A Story Of Communication

Have you ever wondered how the Internet actually speaks? How does one computer “talk” to another computer via the Internet?

When people communicate with one another, we use words strung into seemingly meaningful sentences. The sentences only make sense because we’ve agreed on a meaning for these sentences. We’ve defined a protocol of communication, so to speak.

Turns out, computers speak to each other in a similar fashion over the Internet. But, we’re getting ahead of ourselves. People use their mouths to communicate, let’s figure out what the mouth of the computer is first.

Enter The Socket

The socket is one of the most fundamental concepts in computer science. You can build entire networks of inter-connected devices using sockets.

Like all other things in computer science, a socket is a very abstract concept. So, rather than define what a socket is, it is far easier to define what a socket does.

So, what does a socket do? It helps two computers communicate with each other. How does it do this? It has two methods defined, called send() and recv() for send and receive respectively.

Okay, that’s all great, but what do send() and recv() actually send and receive? When people move their mouths, they exchange words. When sockets use their methods, they exchange bits and bytes.

Let’s illustrate the methods with an example. Let’s say we have two computers, A and B. Computer A is trying to say something to Computer B. Therefore, Computer B is trying to listen to what Computer A is saying. Here’s what that would look like.

WkJIv8ur462lX2XBWCOF2gv38oTwKk9SmMcP
Sockets With A Buffer

Reading The Buffer

Looks a little odd, doesn’t it?
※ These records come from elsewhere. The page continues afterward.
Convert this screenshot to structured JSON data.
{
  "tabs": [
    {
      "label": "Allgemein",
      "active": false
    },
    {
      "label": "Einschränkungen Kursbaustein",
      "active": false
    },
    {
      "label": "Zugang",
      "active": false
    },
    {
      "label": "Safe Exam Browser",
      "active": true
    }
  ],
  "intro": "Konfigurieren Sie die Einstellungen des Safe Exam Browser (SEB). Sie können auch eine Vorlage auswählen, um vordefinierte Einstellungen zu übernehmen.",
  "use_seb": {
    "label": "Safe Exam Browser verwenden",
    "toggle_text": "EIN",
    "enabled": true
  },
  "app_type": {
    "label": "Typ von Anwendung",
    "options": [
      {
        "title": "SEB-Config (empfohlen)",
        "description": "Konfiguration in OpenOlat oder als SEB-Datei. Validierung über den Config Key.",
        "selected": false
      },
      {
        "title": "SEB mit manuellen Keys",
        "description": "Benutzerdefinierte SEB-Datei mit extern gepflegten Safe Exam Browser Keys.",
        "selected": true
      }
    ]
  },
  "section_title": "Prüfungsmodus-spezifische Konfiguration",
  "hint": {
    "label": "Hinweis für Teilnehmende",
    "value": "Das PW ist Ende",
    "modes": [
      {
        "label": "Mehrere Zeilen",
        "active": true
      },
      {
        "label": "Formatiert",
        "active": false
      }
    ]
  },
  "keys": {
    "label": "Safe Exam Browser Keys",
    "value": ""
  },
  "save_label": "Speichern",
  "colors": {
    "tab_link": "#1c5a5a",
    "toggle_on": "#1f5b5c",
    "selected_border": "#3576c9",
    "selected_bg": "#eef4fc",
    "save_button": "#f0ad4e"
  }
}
For one, both computers are pointing to a bar in the middle, titled ‘buffer’.

What is the buffer? The buffer is a memory stack. It’s where the data for each computer is stored, and is allocated by the kernel.
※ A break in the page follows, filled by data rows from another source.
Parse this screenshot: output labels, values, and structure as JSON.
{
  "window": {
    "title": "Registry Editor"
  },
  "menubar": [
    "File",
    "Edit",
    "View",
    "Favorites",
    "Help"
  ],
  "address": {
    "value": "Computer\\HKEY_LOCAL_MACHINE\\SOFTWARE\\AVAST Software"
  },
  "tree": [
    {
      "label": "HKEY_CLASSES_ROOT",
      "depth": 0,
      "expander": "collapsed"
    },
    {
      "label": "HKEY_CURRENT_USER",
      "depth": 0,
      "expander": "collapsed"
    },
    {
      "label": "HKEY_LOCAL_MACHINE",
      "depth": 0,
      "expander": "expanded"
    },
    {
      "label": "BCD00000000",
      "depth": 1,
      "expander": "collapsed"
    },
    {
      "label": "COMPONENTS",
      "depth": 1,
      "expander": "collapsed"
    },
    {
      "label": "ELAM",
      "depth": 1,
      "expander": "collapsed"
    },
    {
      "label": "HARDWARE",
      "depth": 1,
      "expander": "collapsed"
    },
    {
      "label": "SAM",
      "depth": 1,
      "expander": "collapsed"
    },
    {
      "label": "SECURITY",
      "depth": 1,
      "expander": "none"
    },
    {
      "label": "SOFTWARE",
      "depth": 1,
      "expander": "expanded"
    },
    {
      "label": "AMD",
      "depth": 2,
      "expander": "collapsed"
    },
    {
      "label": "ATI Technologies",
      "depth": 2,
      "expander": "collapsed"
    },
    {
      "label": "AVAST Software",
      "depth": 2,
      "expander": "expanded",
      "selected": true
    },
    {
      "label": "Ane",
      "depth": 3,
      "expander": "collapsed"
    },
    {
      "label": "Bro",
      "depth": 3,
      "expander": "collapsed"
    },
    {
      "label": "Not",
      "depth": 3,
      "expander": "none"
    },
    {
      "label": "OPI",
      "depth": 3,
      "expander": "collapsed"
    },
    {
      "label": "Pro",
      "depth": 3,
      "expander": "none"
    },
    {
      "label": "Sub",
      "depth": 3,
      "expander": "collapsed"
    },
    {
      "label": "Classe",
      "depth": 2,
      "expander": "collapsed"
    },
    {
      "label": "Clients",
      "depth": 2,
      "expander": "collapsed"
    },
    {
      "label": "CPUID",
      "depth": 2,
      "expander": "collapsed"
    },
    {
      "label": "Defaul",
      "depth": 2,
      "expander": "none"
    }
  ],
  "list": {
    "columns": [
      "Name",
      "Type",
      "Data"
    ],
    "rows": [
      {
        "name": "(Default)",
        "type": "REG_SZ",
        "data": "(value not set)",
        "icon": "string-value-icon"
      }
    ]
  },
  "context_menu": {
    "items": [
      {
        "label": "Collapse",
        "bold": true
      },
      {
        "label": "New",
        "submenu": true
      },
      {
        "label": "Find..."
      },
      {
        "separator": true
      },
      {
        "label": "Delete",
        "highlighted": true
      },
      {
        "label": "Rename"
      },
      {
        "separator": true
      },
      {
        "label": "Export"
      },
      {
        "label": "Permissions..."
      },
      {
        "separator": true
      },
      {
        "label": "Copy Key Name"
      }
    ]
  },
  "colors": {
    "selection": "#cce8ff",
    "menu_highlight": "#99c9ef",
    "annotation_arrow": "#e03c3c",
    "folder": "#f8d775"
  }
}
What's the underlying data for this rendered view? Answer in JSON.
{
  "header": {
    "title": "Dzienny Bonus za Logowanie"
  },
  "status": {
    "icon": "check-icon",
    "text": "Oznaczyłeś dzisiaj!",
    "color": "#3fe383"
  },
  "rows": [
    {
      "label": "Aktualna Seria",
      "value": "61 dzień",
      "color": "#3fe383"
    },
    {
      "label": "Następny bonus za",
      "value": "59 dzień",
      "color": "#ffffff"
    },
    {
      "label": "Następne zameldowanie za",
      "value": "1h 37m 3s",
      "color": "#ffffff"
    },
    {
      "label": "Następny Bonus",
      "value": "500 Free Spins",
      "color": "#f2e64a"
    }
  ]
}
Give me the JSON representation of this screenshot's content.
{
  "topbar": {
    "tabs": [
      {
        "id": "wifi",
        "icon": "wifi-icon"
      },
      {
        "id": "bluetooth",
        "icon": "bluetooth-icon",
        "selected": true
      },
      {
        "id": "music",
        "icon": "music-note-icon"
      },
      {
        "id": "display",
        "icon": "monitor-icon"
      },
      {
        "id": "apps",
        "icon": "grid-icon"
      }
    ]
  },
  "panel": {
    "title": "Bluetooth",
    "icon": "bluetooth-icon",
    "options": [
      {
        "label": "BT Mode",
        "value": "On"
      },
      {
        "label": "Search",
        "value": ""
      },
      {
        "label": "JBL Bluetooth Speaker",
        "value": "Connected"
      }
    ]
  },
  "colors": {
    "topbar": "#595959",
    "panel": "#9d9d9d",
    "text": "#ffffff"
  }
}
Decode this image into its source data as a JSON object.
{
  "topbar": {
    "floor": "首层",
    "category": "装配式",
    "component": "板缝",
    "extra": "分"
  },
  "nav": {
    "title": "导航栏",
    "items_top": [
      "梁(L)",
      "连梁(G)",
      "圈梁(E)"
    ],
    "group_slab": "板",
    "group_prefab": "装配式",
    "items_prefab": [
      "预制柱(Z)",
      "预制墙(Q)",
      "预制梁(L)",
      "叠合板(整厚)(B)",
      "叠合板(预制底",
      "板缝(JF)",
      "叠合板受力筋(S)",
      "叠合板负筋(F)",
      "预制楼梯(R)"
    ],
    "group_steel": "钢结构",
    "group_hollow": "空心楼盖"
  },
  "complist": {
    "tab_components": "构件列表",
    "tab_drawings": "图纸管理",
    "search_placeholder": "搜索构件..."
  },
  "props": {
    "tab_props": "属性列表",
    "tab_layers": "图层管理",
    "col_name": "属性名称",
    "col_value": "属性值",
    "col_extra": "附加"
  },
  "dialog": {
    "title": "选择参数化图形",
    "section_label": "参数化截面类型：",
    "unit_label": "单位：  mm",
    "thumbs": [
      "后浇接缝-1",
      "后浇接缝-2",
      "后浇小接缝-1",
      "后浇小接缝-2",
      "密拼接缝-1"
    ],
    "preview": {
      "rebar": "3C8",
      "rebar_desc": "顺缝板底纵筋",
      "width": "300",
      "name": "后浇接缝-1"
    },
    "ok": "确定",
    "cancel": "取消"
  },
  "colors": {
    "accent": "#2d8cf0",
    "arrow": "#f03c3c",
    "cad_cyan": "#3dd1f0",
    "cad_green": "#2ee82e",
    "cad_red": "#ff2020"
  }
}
Next, why are they both pointing to the same buffer? Well, that’s not quite accurate actually. Each computer has its own buffer allocated by its own kernel and the network transports the data between the two separate buffers. But, I don’t want to get into network details here, so we’ll assume that both computers have access to the same buffer placed “somewhere in the void between”.

Okay, now that we know what this looks like visually, let’s abstract it away into code.

#Computer A sends data computerA.send(data) 
#Computer B receives data computerB.recv(1024)

This code snippet does the exact same thing the image above represents. Except for one curiosity, we don’t say computerB.recv(data). Instead, we specify a seemingly random number in the place of data.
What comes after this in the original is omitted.